As a future farmer, my question is: will I be farming insects, struggling to contain jumping bugs within paddocks?

You may think I’m joking. Just picture it for a moment, not farmers chasing bugs around paddocks with butterfly nets, but instead farmers kicking back and letting paddock-sized nets do the work for them.

Now bug farming may not be the next big thing in Australia, but in South-East Asia farmers, in trying to find a sustainable way to reduce pesticides, have started harvesting insects to supply market demand. To do this, well they really do use paddock-sized nets, spread across the crops, then rolled up, with the insects trapped inside. This incredibly simple solution benefits the land, the farmers, the consumers, everyone.

Except, that is, the insects.

This method of pest control and food production means that luckily for the entomophagists out there, there are more than enough bugs for everyone!

However, if switching from sausages to bugs isn’t really your cup of tea, there is another sustainable option scientists are currently developing in laboratories

Fake meat is the term given to lab-grown meats. The ability to grow meat in a laboratory is looked at by scientists as the second agricultural revolution. In a report by Marty McCarthy for Landline, scientists are developing these lab-meats from a serum known as FBS – Foetal Bovine Serum – and the muscle fibres of calves.

The most promising possibility lab grown meat presents to scientists is its ability to help the environment. As scientists will be able to produce three times the amount of meat obtained from one animal, the livestock population will eventually decline, benefitting the environment.

Another method of producing fake meat seems to have come right out of The Jetsons or Star Trek. 3D printing. Scientists are looking at how to sustainably use the whole animal, therefore reducing waste and they think they’ve found a solution.

By collecting the offcuts and less valuable cuts of meat, scientists are working on turning them into a form of ink that can then print a whole cut of meat, such as a fillet or a steak. This gives both the farmer and the consumer more bang for their buck, while reducing waste.

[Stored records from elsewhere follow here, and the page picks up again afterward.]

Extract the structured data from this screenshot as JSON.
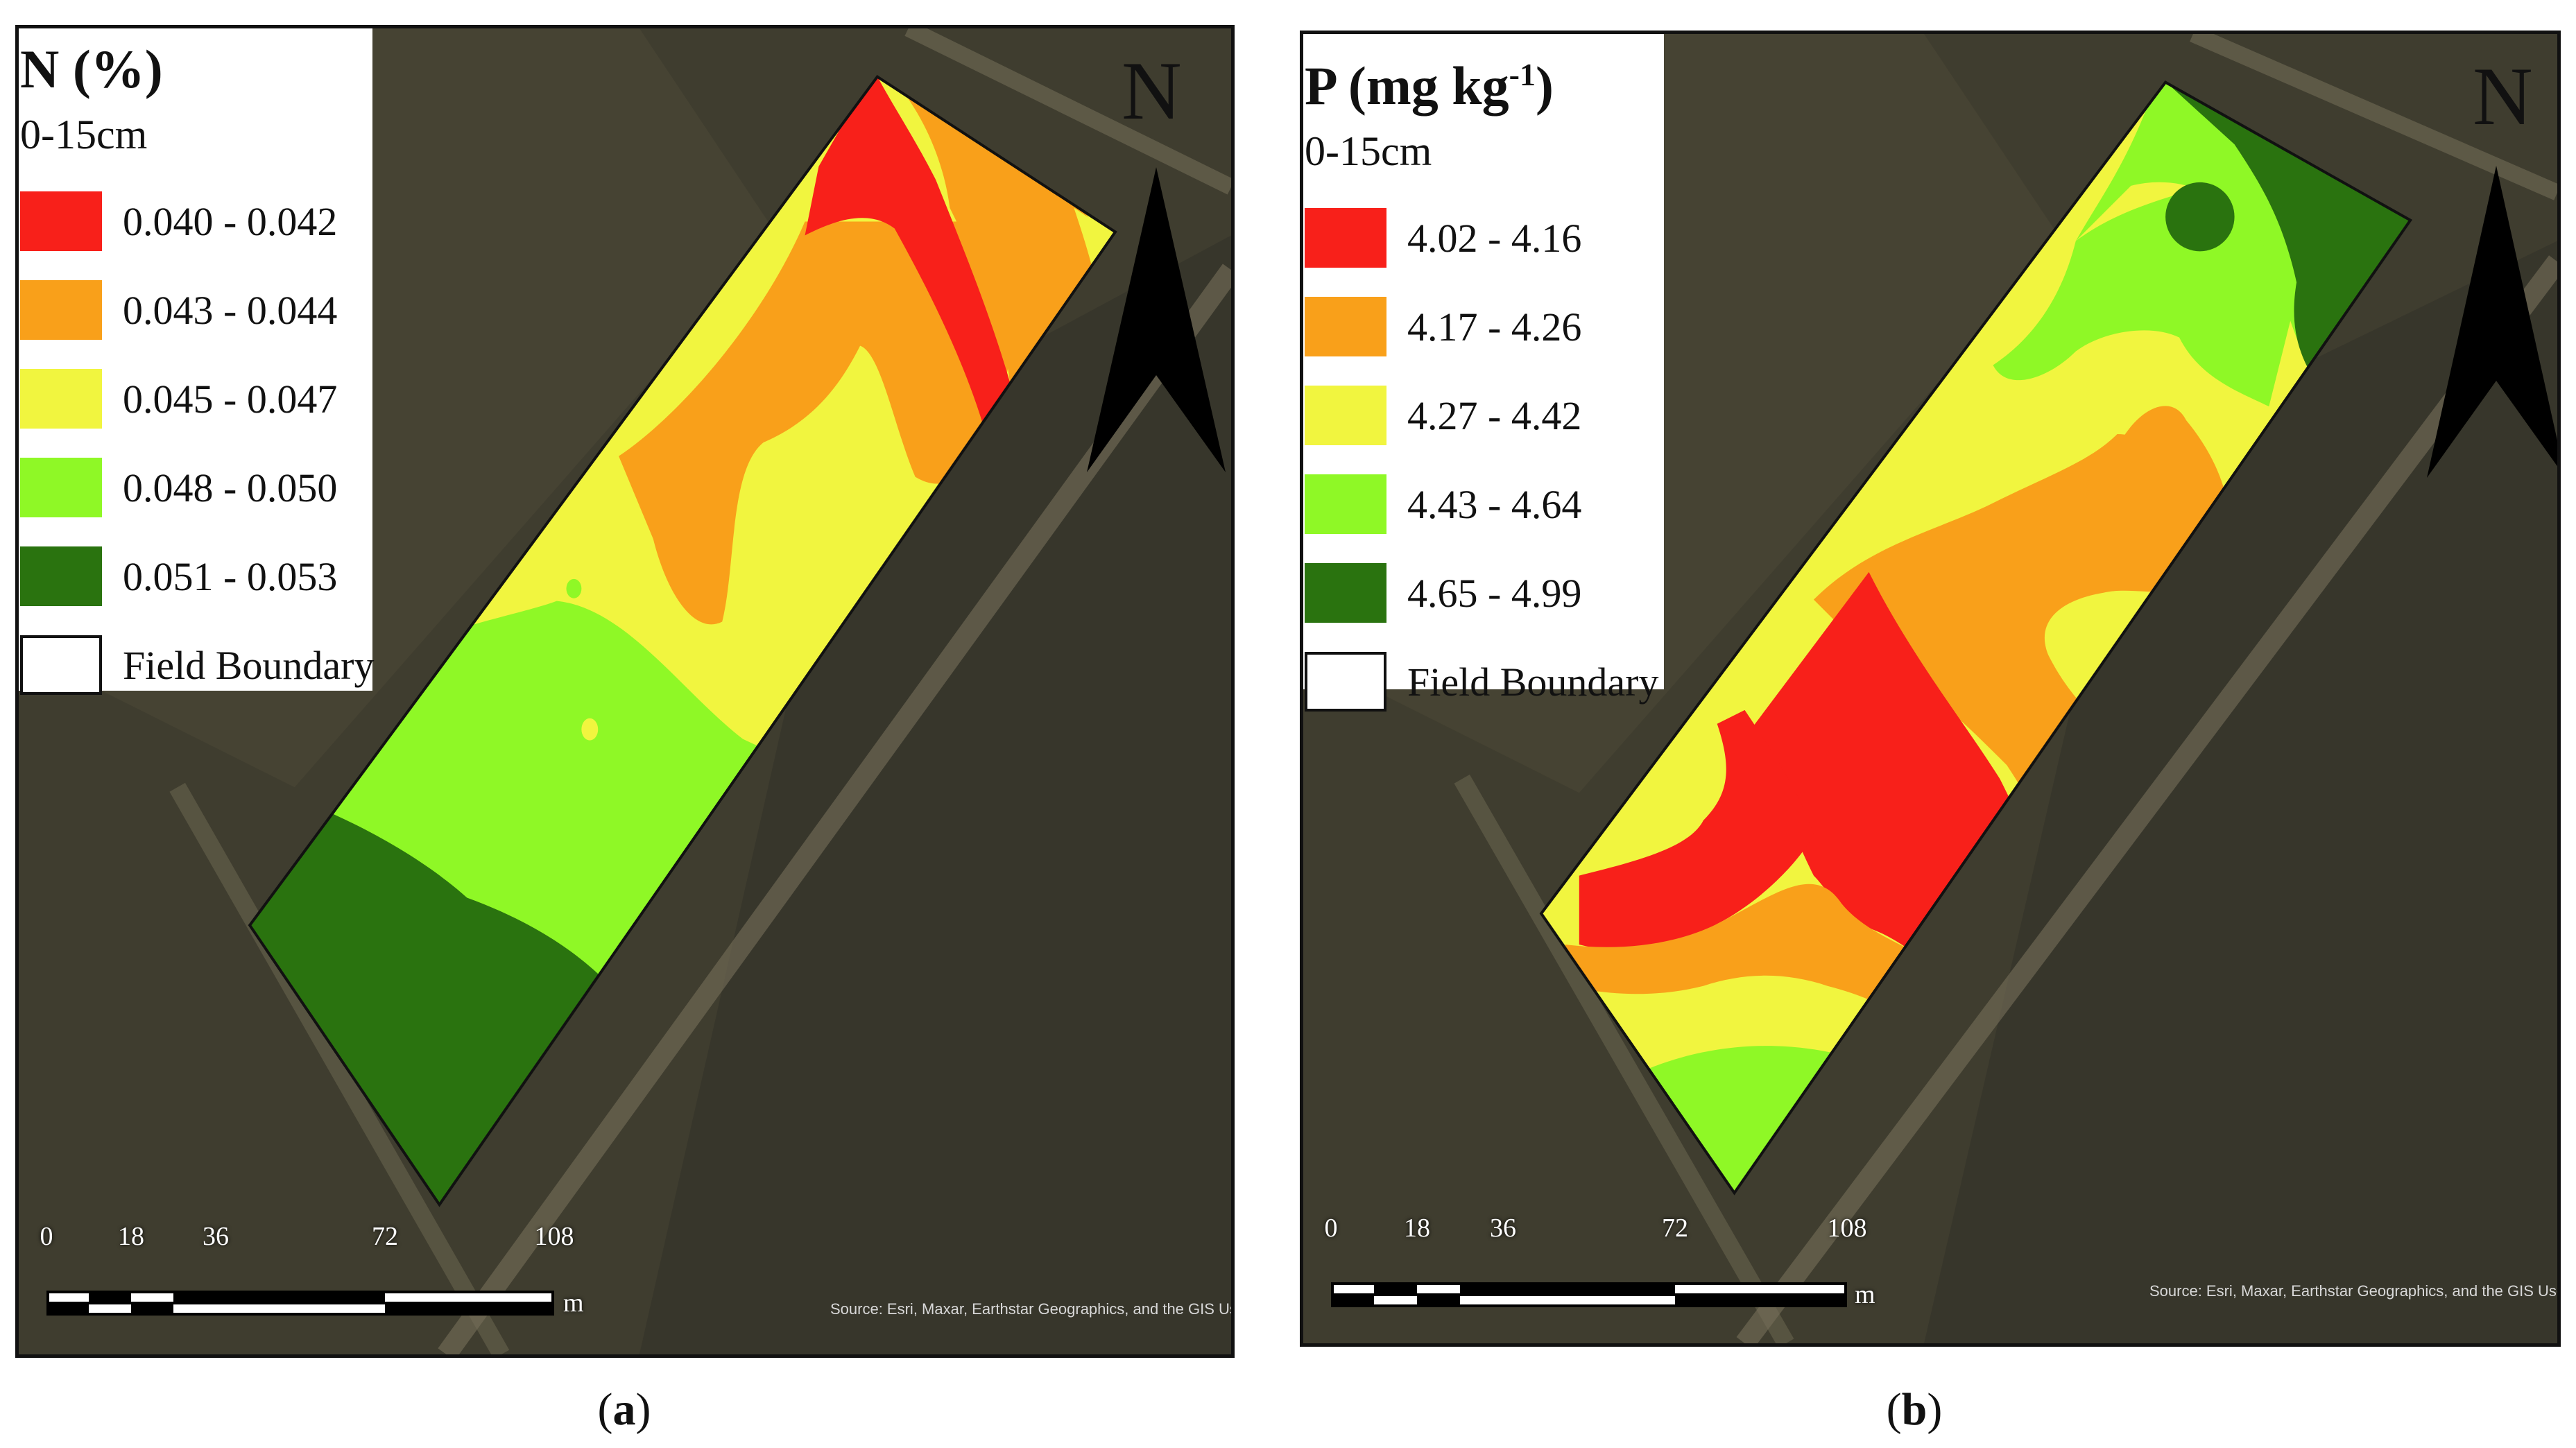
{
  "colors": {
    "red": "#f8201a",
    "orange": "#f9a01a",
    "yellow": "#f1f53f",
    "lightgreen": "#8ff826",
    "darkgreen": "#2a730f",
    "imagery": "#3d3b2d",
    "north_arrow": "#000000"
  },
  "maps": [
    {
      "panel_id": "a",
      "caption_open": "(",
      "caption_letter": "a",
      "caption_close": ")",
      "legend": {
        "title": "N (%)",
        "depth": "0-15cm",
        "classes": [
          {
            "label": "0.040 - 0.042",
            "color": "#f8201a"
          },
          {
            "label": "0.043 - 0.044",
            "color": "#f9a01a"
          },
          {
            "label": "0.045 - 0.047",
            "color": "#f1f53f"
          },
          {
            "label": "0.048 - 0.050",
            "color": "#8ff826"
          },
          {
            "label": "0.051 - 0.053",
            "color": "#2a730f"
          }
        ],
        "boundary_label": "Field Boundary"
      },
      "north_label": "N",
      "scale": {
        "ticks": [
          "0",
          "18",
          "36",
          "72",
          "108"
        ],
        "tick_values": [
          0,
          18,
          36,
          72,
          108
        ],
        "unit": "m"
      },
      "attribution": "Source: Esri, Maxar, Earthstar Geographics, and the GIS User Community"
    },
    {
      "panel_id": "b",
      "caption_open": "(",
      "caption_letter": "b",
      "caption_close": ")",
      "legend": {
        "title_main": "P (mg kg",
        "title_sup": "-1",
        "title_end": ")",
        "depth": "0-15cm",
        "classes": [
          {
            "label": "4.02 - 4.16",
            "color": "#f8201a"
          },
          {
            "label": "4.17 - 4.26",
            "color": "#f9a01a"
          },
          {
            "label": "4.27 - 4.42",
            "color": "#f1f53f"
          },
          {
            "label": "4.43 - 4.64",
            "color": "#8ff826"
          },
          {
            "label": "4.65 - 4.99",
            "color": "#2a730f"
          }
        ],
        "boundary_label": "Field Boundary"
      },
      "north_label": "N",
      "scale": {
        "ticks": [
          "0",
          "18",
          "36",
          "72",
          "108"
        ],
        "tick_values": [
          0,
          18,
          36,
          72,
          108
        ],
        "unit": "m"
      },
      "attribution": "Source: Esri, Maxar, Earthstar Geographics, and the GIS User Community"
    }
  ]
}
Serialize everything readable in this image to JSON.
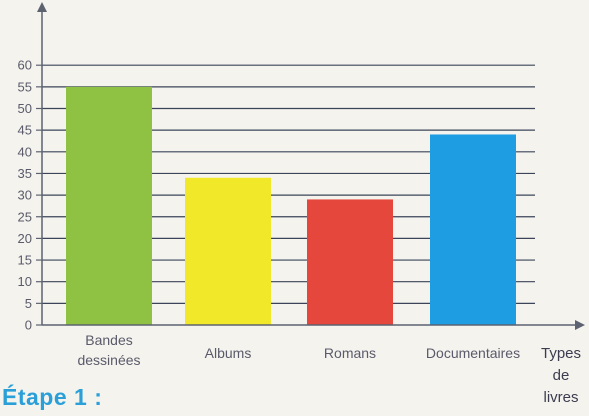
{
  "chart_data": {
    "type": "bar",
    "categories": [
      [
        "Bandes",
        "dessinées"
      ],
      [
        "Albums"
      ],
      [
        "Romans"
      ],
      [
        "Documentaires"
      ]
    ],
    "values": [
      55,
      34,
      29,
      44
    ],
    "colors": [
      "#8fc142",
      "#f2e82a",
      "#e5473d",
      "#1f9de2"
    ],
    "x_axis_title": [
      "Types",
      "de",
      "livres"
    ],
    "ylim": [
      0,
      60
    ],
    "yticks": [
      0,
      5,
      10,
      15,
      20,
      25,
      30,
      35,
      40,
      45,
      50,
      55,
      60
    ],
    "grid": true,
    "axis_color": "#5c6270",
    "grid_color": "#3b4458"
  },
  "section_heading": "Étape 1 :"
}
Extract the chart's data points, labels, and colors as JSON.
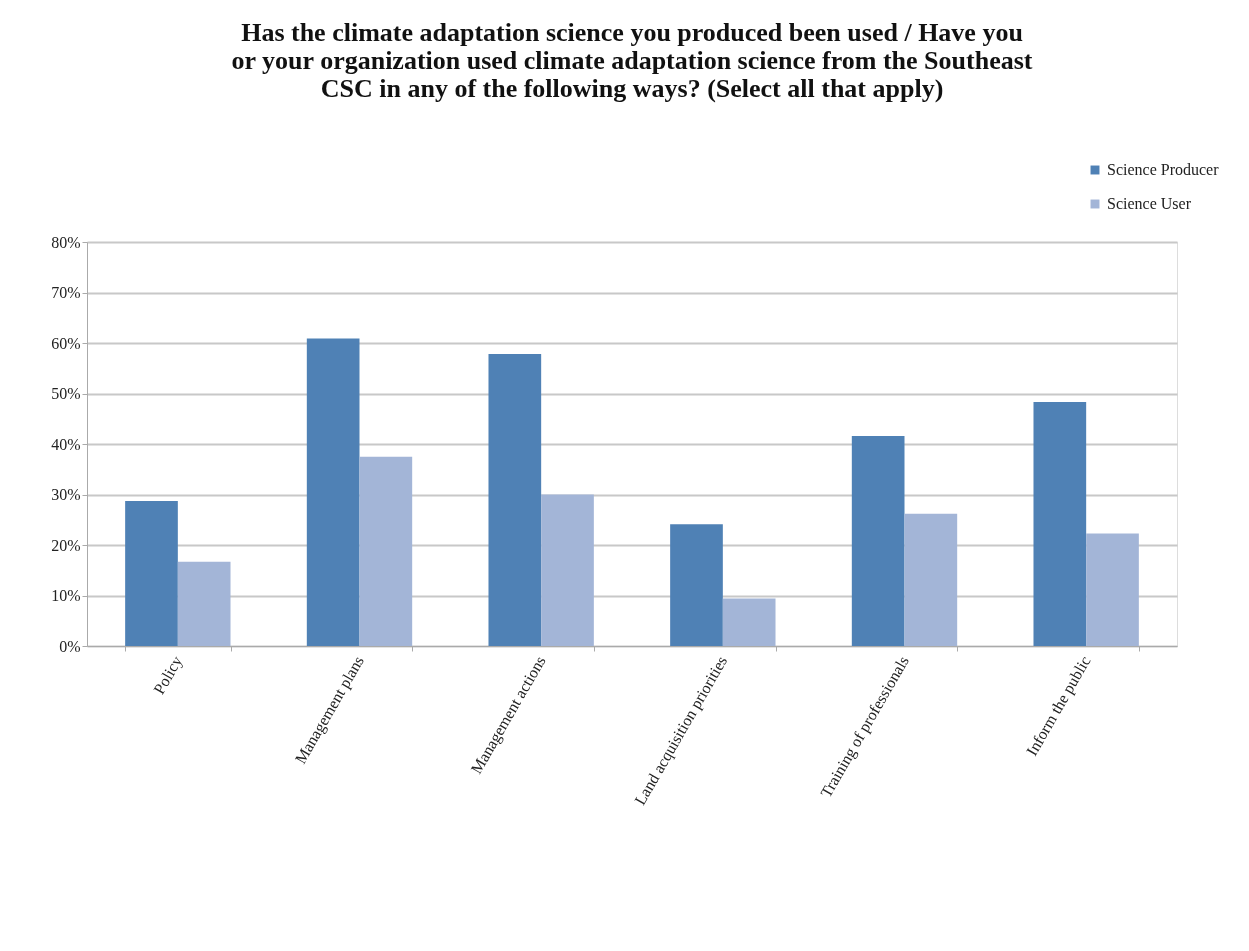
{
  "chart_data": {
    "type": "bar",
    "title": "Has the climate adaptation science you produced been used / Have you\nor your organization used climate adaptation science from the Southeast\nCSC in any of the following ways? (Select all that apply)",
    "categories": [
      "Policy",
      "Management plans",
      "Management actions",
      "Land acquisition priorities",
      "Training of professionals",
      "Inform the public"
    ],
    "series": [
      {
        "name": "Science Producer",
        "color": "#4f81b5",
        "values": [
          28.7,
          60.9,
          57.8,
          24.1,
          41.6,
          48.3
        ]
      },
      {
        "name": "Science User",
        "color": "#a3b5d7",
        "values": [
          16.7,
          37.5,
          30.0,
          9.4,
          26.2,
          22.3
        ]
      }
    ],
    "ylim": [
      0,
      80
    ],
    "yticks": [
      {
        "value": 0,
        "label": "0%"
      },
      {
        "value": 10,
        "label": "10%"
      },
      {
        "value": 20,
        "label": "20%"
      },
      {
        "value": 30,
        "label": "30%"
      },
      {
        "value": 40,
        "label": "40%"
      },
      {
        "value": 50,
        "label": "50%"
      },
      {
        "value": 60,
        "label": "60%"
      },
      {
        "value": 70,
        "label": "70%"
      },
      {
        "value": 80,
        "label": "80%"
      }
    ],
    "grid": "y",
    "legend": "top right"
  }
}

Both of these methods are predicted to significantly reduce livestock populations, turning traditional meat production into a viable clean meat industry. Fake meat has been dubbed ‘clean’ meat because, unlike beef, pork or lamb, fake meat doesn’t produce greenhouse gasses. These greenhouse gasses are a consistent concern for scientists monitoring the growing demands of our population upon our resources. So to many, fake meat seems to be a logical and sustainable transition to make.

As Australians we will still be able to enjoy the taste, texture and flavour of a Sunday roast that, if undercooked, will bleed fake blood. It is undeniable that it will be close to impossible to increase meat production by 70 per cent in less than 50 years. So a future of petri dish patties and cell-formed sausages should be embraced.

As a future farmer, my second question is: will my future be in a laboratory rather than the paddock?

We have a moral obligation to dedicate ourselves to planning now. How are we going to approach a future full of demands regarding food production? We must consider new angles in order to provide for our ever-expanding population.

I don’t know where the future of agriculture lies, whether we’ll begin to be a bug-consuming population, or dig into fake meat so real we won’t know the difference. I plan on pursuing agricultural science, to ensure a global agricultural development helping to shape a stable future for our world.